Comment bâtir une défense de l'Europe crédible en niant nos propres capacités industrielles? Comment réduire notre dépendance stratégique aux États-Unis en achetant toujours plus américain? La réalité est la suivante: l'Europe peut répondre à ses besoins. Elle dispose de 6 000 entreprises de défense. Appuyons-nous aussi sur l'Agence européenne de défense, sous-utilisée, dont la mission est justement de savoir qui fait quoi. Agir vite, c'est s'appuyer sur l'existant.
Nous ne sommes pas plus lents que nos concurrents.
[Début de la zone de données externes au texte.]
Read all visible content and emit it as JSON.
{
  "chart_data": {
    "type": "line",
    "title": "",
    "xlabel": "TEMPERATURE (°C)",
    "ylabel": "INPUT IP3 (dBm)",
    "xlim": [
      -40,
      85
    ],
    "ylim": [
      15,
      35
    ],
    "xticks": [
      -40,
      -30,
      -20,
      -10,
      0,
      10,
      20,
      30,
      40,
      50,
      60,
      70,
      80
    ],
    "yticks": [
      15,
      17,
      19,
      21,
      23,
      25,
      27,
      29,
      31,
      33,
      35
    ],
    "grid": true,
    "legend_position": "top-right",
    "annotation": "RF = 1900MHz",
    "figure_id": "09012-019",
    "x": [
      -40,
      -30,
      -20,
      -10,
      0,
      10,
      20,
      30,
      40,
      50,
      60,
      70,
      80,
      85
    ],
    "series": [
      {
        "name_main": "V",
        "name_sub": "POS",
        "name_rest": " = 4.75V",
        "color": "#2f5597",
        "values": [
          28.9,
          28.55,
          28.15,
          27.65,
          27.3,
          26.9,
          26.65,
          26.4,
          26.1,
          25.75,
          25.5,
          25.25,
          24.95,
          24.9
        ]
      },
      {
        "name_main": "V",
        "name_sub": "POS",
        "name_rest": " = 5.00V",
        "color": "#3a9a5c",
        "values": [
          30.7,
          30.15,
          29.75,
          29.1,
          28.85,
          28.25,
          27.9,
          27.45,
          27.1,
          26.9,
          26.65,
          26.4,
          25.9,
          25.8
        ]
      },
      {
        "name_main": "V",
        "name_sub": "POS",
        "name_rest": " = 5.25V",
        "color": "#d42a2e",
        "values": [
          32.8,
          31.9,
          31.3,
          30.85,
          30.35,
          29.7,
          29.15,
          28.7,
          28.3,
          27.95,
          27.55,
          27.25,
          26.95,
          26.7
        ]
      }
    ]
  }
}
Ils subissent les mêmes contraintes industrielles. Nos chaînes robotisées attendent les commandes. Non, les États-Unis ne livrent pas plus vite. Ils livrent même moins vite, parfois pas du tout, car leur priorité, c'est leurs propres intérêts. Les F-35 roumains commandés en 2024 ne seront pas livrés avant 2030, quand ses concurrents européens sont livrés en trois ans. La dépendance américaine, c'est aussi ne rien avoir au final, l'épisode des sous-marins australiens nous le démontre crûment.
Ne nous laissons pas intoxiquer, achetons européen et créons enfin le seul véritable outil qui nous manque pour conduire un conflit de haute intensité: un état-major de défense européen.
Source : compte rendu officiel du Parlement européen (API Open Data, data.europarl.europa.eu), capturé le 2026-09-01. Texte reproduit dans sa langue originale de prononciation.